The concern about women victims of violence did not escape Congress. Particularly important was the role of Joe Biden, who as a Democratic Party U,S. Senator in 1994 proposed and strongly advocated the very important Violence Against Women Act (VAWA). It is a landmark law that has changed the way our country responds to domestic violence.  

VAWA recognizes that domestic violence is a federal crime. The law has doubled penalties for repeat offenders. Also, VAWA has created a network of services for victims. The legislation provides funds to investigate and prosecute those who commit violence against women. As a result of the law intimate partner violence declined from 1994 to 2010 by 64 percent. 

Also, congressional support for the law has encouraged the adoption of similar legislation by many states. One of the states, California, also prohibits an abuser with a police record from owning a gun. A violation could carry a heavy prison sentence. 

Since VAWA has been enacted Biden has maintained his commitment to addressing the problem of gender violence. Twenty years later, in 2014, when Joe Biden served as Vice-President to Obama, he worked with the President to create a task force to protect students from sexual assault. 

Also, many states have enacted similar progressive legislation. But the National Rifle Association (NRA), which is the major lobbyist for the gun industry, is unhappy about any law that sets a limit on owning a gun. So it has developed ways to bypass progressive federal and state laws. One major alternative is conducting gun shows. At about 5,000 public venues a year guns are displayed on tables for those who want to purchase guns. Moreover. background checks of buyers are rarely required. So there is no legal mechanism to prevent an abuser in an intimate relationship from repeating his abusive behavior with a weapon in hand. 

Also, the same principle applies to those who sell guns privately, that is, from their own homes and even via the internet. And just like the gun shows, no background checks are required.  

But since committing physical violence against woman has been defined as a criminal act shouldn’t women call the police? Surprisingly, according to a national survey only 12 percent of women who did not call the police were fearful about doing so. Rather, most women complained that the police were not helpful. 

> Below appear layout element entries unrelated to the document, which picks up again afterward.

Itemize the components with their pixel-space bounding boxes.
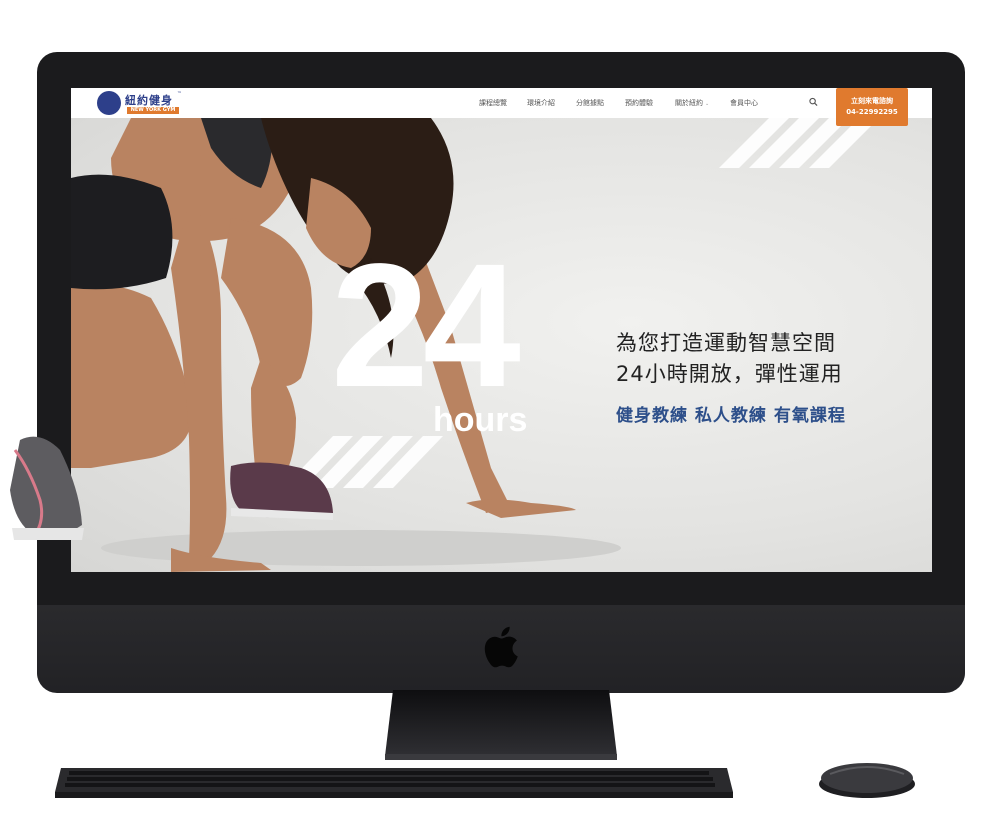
call-now-label: 立刻來電諮詢 xyxy=(851,97,893,105)
screen: 24 hours 為您打造運動智慧空間 24小時開放，彈性運用 健身教練 私人教… xyxy=(71,88,932,572)
hero-subline: 健身教練 私人教練 有氧課程 xyxy=(616,406,846,426)
site-navbar: 紐約健身 ™ NEW YORK GYM 課程總覽 環境介紹 分館據點 預約體驗 … xyxy=(71,88,932,118)
chevron-down-icon: ⌄ xyxy=(705,101,710,107)
mouse xyxy=(819,763,915,798)
nav-item-about[interactable]: 關於紐約 ⌄ xyxy=(675,98,709,108)
nav-item-members[interactable]: 會員中心 xyxy=(730,98,758,108)
hero-headline: 為您打造運動智慧空間 24小時開放，彈性運用 xyxy=(616,328,843,390)
logo-name-cn: 紐約健身 xyxy=(125,94,173,107)
logo-emblem-icon xyxy=(97,91,121,115)
imac-stand xyxy=(385,690,617,760)
hero-headline-line-2: 24小時開放，彈性運用 xyxy=(616,362,843,386)
hero-banner: 24 hours 為您打造運動智慧空間 24小時開放，彈性運用 健身教練 私人教… xyxy=(71,118,932,572)
nav-item-branches[interactable]: 分館據點 xyxy=(576,98,604,108)
hero-24-number: 24 xyxy=(331,228,521,424)
apple-logo-icon xyxy=(484,626,518,668)
nav-item-booking[interactable]: 預約體驗 xyxy=(625,98,653,108)
athlete-shoe-overflow xyxy=(10,436,84,540)
call-now-phone: 04-22992295 xyxy=(846,108,898,116)
keyboard xyxy=(55,768,733,798)
hero-headline-line-1: 為您打造運動智慧空間 xyxy=(616,331,836,355)
hero-hours-label: hours xyxy=(433,401,528,439)
logo-trademark: ™ xyxy=(177,91,182,97)
call-now-button[interactable]: 立刻來電諮詢 04-22992295 xyxy=(836,88,908,126)
logo-name-en: NEW YORK GYM xyxy=(127,107,179,114)
search-icon[interactable] xyxy=(809,97,818,107)
nav-item-environment[interactable]: 環境介紹 xyxy=(527,98,555,108)
site-logo[interactable]: 紐約健身 ™ NEW YORK GYM xyxy=(97,91,189,115)
device-mockup: 24 hours 為您打造運動智慧空間 24小時開放，彈性運用 健身教練 私人教… xyxy=(0,0,1000,815)
nav-item-about-label: 關於紐約 xyxy=(675,99,703,107)
nav-item-courses[interactable]: 課程總覽 xyxy=(479,98,507,108)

Nevertheless, despite the complaints, contacting the police does matter. Among married women who were assaulted, 41 percent who did not contact the police were assaulted again within six month. But only 15 percent who notified the police were victimized again. Although 15 percent is still too high, the gain in calling the police is substantial. So even though many women were unimpressed with the police, their presence apparently intimidated many men. 

So despite the problems, the police should not be ignored. Instead, it is immensely important that they be persuaded to do their job, which is to support the safety and well-being of abused women. For police are in a position to play a major role protecting women against assaults. Even the threat of arresting abusers could deter many men,  

It is important for communities to develop good relationships with their police departments. They can do so by supporting some of the concerns of the police, including for example, testifying on their behalf for an increase in the police budget. Cooperating with the police will encourage the police to cooperate with the community, 

Together, the police and the community can develop programs to educate the public on the issue of domestic violence. The role of the community is to make it clear to the police that complaints of abuse by women be taken very seriously. There are no exceptions to the legal and moral obligation of the police to defend the safety, dignity, and human rights of women. 


Women who would like to discuss confidentially at no cost their physical mistreatment by a male with a trained and experienced person should call the National Domestic Violence Hotline at 1-800-799-7233. The service is available 24 hours a day, and can provide a staff member to speak to you in any language.